Community choice energy allows residents a choice to buy more renewable energy than is currently offered by Southern California Edison, and it allows local control of how energy is purchased. 

Until recently, details on what the agency would actually offer have been scarce, but at their last meeting the agency’s board of directors began discussing what options would be available for consumers. 

Under state law, the power authority is required to provide options that meet at least the state minimum percentages for renewable energy, but any plans beyond that are up to local lawmakers. 

The state’s minimum requirements for renewable energy will be at 52% by 2027, and starting next year will sit at 38.5%.

While the board has agreed on offering an option for the state minimum and a 100% renewable energy bundle, the main debate is circling around whether or not to offer a 50% renewable option. 
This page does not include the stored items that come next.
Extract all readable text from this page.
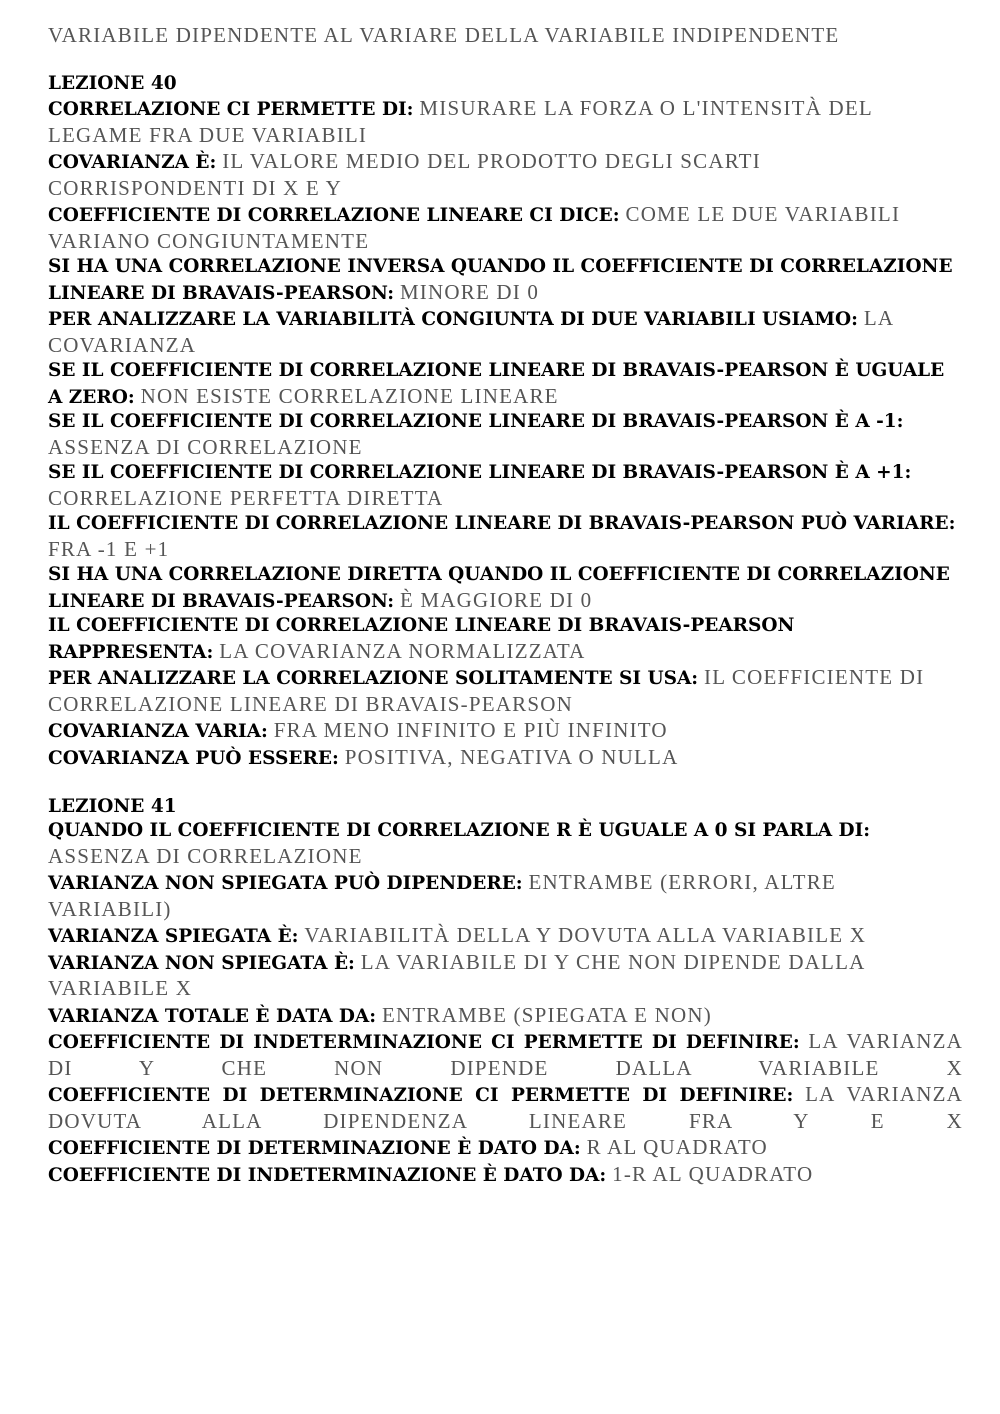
VARIABILE DIPENDENTE AL VARIARE DELLA VARIABILE INDIPENDENTE

LEZIONE 40

CORRELAZIONE CI PERMETTE DI: MISURARE LA FORZA O L'INTENSITÀ DEL LEGAME FRA DUE VARIABILI

COVARIANZA È: IL VALORE MEDIO DEL PRODOTTO DEGLI SCARTI CORRISPONDENTI DI X E Y

COEFFICIENTE DI CORRELAZIONE LINEARE CI DICE: COME LE DUE VARIABILI VARIANO CONGIUNTAMENTE

SI HA UNA CORRELAZIONE INVERSA QUANDO IL COEFFICIENTE DI CORRELAZIONE LINEARE DI BRAVAIS-PEARSON: MINORE DI 0

PER ANALIZZARE LA VARIABILITÀ CONGIUNTA DI DUE VARIABILI USIAMO: LA COVARIANZA

SE IL COEFFICIENTE DI CORRELAZIONE LINEARE DI BRAVAIS-PEARSON È UGUALE A ZERO: NON ESISTE CORRELAZIONE LINEARE

SE IL COEFFICIENTE DI CORRELAZIONE LINEARE DI BRAVAIS-PEARSON È A -1: ASSENZA DI CORRELAZIONE

SE IL COEFFICIENTE DI CORRELAZIONE LINEARE DI BRAVAIS-PEARSON È A +1: CORRELAZIONE PERFETTA DIRETTA

IL COEFFICIENTE DI CORRELAZIONE LINEARE DI BRAVAIS-PEARSON PUÒ VARIARE: FRA -1 E +1

SI HA UNA CORRELAZIONE DIRETTA QUANDO IL COEFFICIENTE DI CORRELAZIONE LINEARE DI BRAVAIS-PEARSON: È MAGGIORE DI 0

IL COEFFICIENTE DI CORRELAZIONE LINEARE DI BRAVAIS-PEARSON RAPPRESENTA: LA COVARIANZA NORMALIZZATA

PER ANALIZZARE LA CORRELAZIONE SOLITAMENTE SI USA: IL COEFFICIENTE DI CORRELAZIONE LINEARE DI BRAVAIS-PEARSON

COVARIANZA VARIA: FRA MENO INFINITO E PIÙ INFINITO

COVARIANZA PUÒ ESSERE: POSITIVA, NEGATIVA O NULLA

LEZIONE 41

QUANDO IL COEFFICIENTE DI CORRELAZIONE R È UGUALE A 0 SI PARLA DI: ASSENZA DI CORRELAZIONE

VARIANZA NON SPIEGATA PUÒ DIPENDERE: ENTRAMBE (ERRORI, ALTRE VARIABILI)

VARIANZA SPIEGATA È: VARIABILITÀ DELLA Y DOVUTA ALLA VARIABILE X

VARIANZA NON SPIEGATA È: LA VARIABILE DI Y CHE NON DIPENDE DALLA VARIABILE X

VARIANZA TOTALE È DATA DA: ENTRAMBE (SPIEGATA E NON)

COEFFICIENTE DI INDETERMINAZIONE CI PERMETTE DI DEFINIRE: LA VARIANZA DI Y CHE NON DIPENDE DALLA VARIABILE X

COEFFICIENTE DI DETERMINAZIONE CI PERMETTE DI DEFINIRE: LA VARIANZA DOVUTA ALLA DIPENDENZA LINEARE FRA Y E X

COEFFICIENTE DI DETERMINAZIONE È DATO DA: R AL QUADRATO

COEFFICIENTE DI INDETERMINAZIONE È DATO DA: 1-R AL QUADRATO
In the staff report at the board’s last meeting on Nov. 5, agency CEO Brian Probolsky and the agency’s contractor — Pacific Energy Advisors — wrote that the 50% option would be “redundant,” and offering three tiers would be “more complicated and more expensive.” 


The majority of public commenters at the board’s last meeting asked for the 50% option to be kept in, pointing out that it could persuade some residents who are on the fence to jump in. 

“Perhaps go with 80% if you think 50% is irrelevant, or maybe minimum plus 10, so as the minimum increases so can this middle option,” said resident Shannon Zemer. “You can market it as the green choice, where it costs about the same or just a little more, but makes a big difference.” 

Board member Mike Posey agreed with Zemer, saying a middle tier could give a “competitive option while still being mindful of greenhouse gas emissions.” 

After board members decide what they’re going to offer up, each city council that’s a part of the agency will have to vote on what the baseline offered to consumers will be. 

However, residents and businesses of those cities could still choose one of the lower available rates, or opt out altogether and remain with Southern California Edison. 

The final decision on rates will be made in January according to the staff report, giving businesses and municipalities who jump on at the April start date roughly three months to decide whether or not to switch. 

The board is also set to discuss setting up two “ad hoc,” committees on finance and branding, which would allow two board members to meet separately behind closed doors before bringing plans to the full board at a later date.